Another way to approach the problem is with tablebase files
Examine the number of draws with two men as a percentage
Examine the number of draws with three men as a percentage
Examine the number of draws with four men as a percentage
Examine the number of draws with five men as a percentage
Examine the number of draws with six men as a percentage
Examine the number of draws with seven men as a percentage
Look to see if there is a recognizable sequence or pattern
If discovered, see if the pattern holds for 8 men, whenever that is completed.
If the pattern holds, compute the sequence for 9 to 32 men.
For each of the 31 sets, compute the totals.
Sum the results.

[Uri Blass]

Another way to approach the problem is with tablebase files
Examine the number of draws with two men as a percentage
Examine the number of draws with three men as a percentage
Examine the number of draws with four men as a percentage
Examine the number of draws with five men as a percentage
Examine the number of draws with six men as a percentage
Examine the number of draws with seven men as a percentage
Look to see if there is a recognizable sequence or pattern
If discovered, see if the pattern holds for 8 men, whenever that is completed.
If the pattern holds, compute the sequence for 9 to 32 men.
For each of the 31 sets, compute the totals.
Sum the results.

I do not expect the 9 men tablebase files in the near future so I do not think we can get results by this way.
Theb best way to get an estimate is to find the best engine for these random positions and to give it to play against itself and find the percentage of draws.
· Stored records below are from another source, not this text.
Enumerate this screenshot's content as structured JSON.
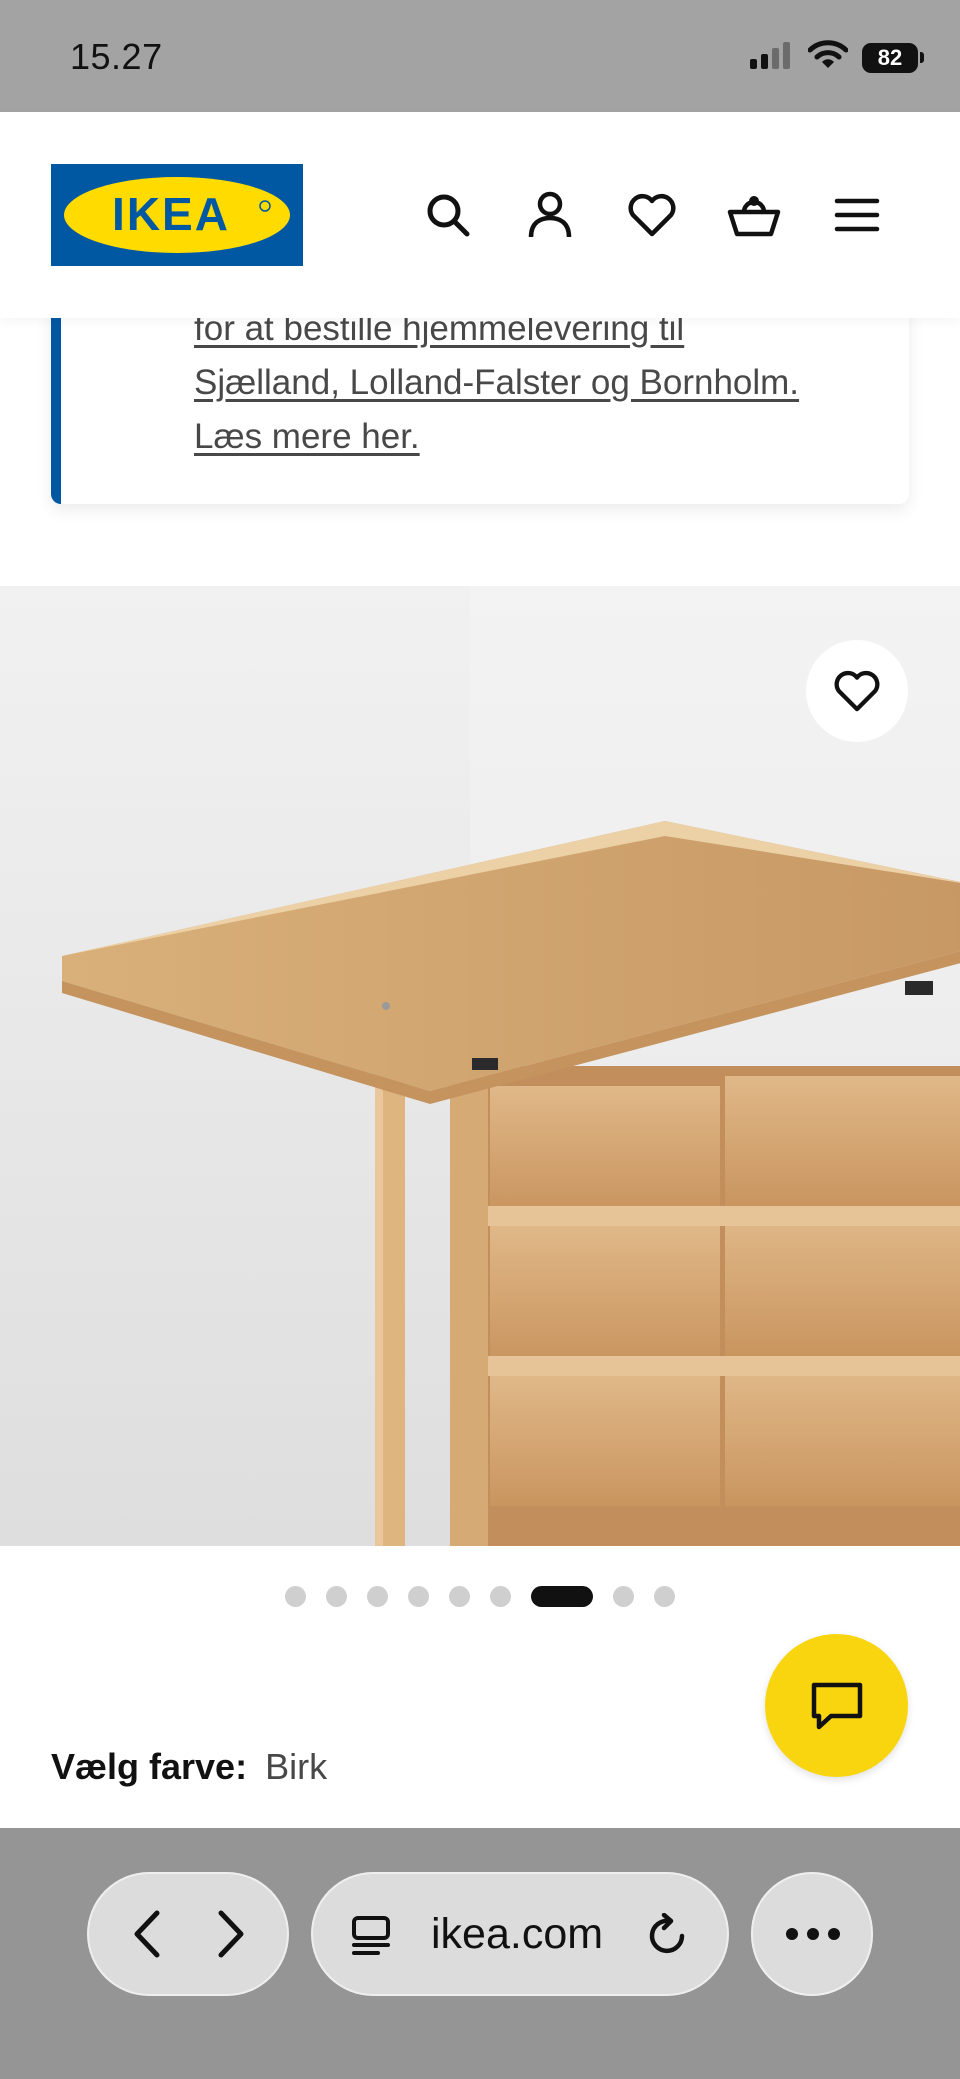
{
  "status_bar": {
    "time": "15.27",
    "battery": "82",
    "icons": [
      "signal-icon",
      "wifi-icon",
      "battery-icon"
    ]
  },
  "header": {
    "logo_text": "IKEA",
    "icons": [
      "search-icon",
      "account-icon",
      "favorites-heart-icon",
      "shopping-basket-icon",
      "menu-icon"
    ]
  },
  "notice": {
    "lines": [
      "for at bestille hjemmelevering til",
      "Sjælland, Lolland-Falster og Bornholm.",
      "Læs mere her."
    ]
  },
  "gallery": {
    "dots_total": 9,
    "active_index": 6
  },
  "product": {
    "color_label": "Vælg farve:",
    "color_value": "Birk"
  },
  "browser": {
    "url": "ikea.com",
    "icons": [
      "back-icon",
      "forward-icon",
      "reader-icon",
      "reload-icon",
      "more-icon"
    ]
  },
  "colors": {
    "ikea_blue": "#0058a3",
    "ikea_yellow": "#ffdb00",
    "chat_yellow": "#f8d50f"
  }
}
I believe in 99% of the cases results at 1 minute per move are going to be the same as the theoretical result and it may be interesting also to compare results at different time controls to see if the estimate is changed for some direction when we increase the time control.

[towforce]

Another way to approach the problem is with tablebase files
Examine the number of draws with two men as a percentage
Examine the number of draws with three men as a percentage
Examine the number of draws with four men as a percentage
Examine the number of draws with five men as a percentage
Examine the number of draws with six men as a percentage
Examine the number of draws with seven men as a percentage
Look to see if there is a recognizable sequence or pattern...

In this post, link, I used the method of differences (link) to see whether there might be a reasonable fit of a polynomial of degree n-1 (where n is the number of known values), but unfortunately, it doesn't look as though there is. You might be able to make a fit using other mathematical functions, but it's likely to be coincidence ("this combination of functions just happens to make a good fit to this data, but won't deliver new values accurately").

It might be worth trying a logarithmic fit or a reciprocal regression, but given that there isn't a good polynomial fit, my intuition tells me that other functions won't fit well either.

[chesskobra]

The problem (in crude approximation) is this: Place m pieces (some white and some black) on the board in all possible ways. In what fraction of the arrangements the material is equal. The draw rate will likely behave somewhat like that asymptotically (n x n board, m not too small), and the behaviour will not be polynomial. If you ask a similar question for coin toss: in n tosses of a fair coin, what is the probability of (heads = tails) (assume n even), then this will proportional to 1/sqrt(n). We may modify the question: how many sequences of black, white and blue, with black + white = m and black + white + blue = n, have the same number of blacks and whites. This can be answered easily, and the asymptotics in m will not tbe anything like a polynomial. One may also try to calculate 'expected imbalance of material' in a random position with m pieces on n x n board. This is a diffusion problem.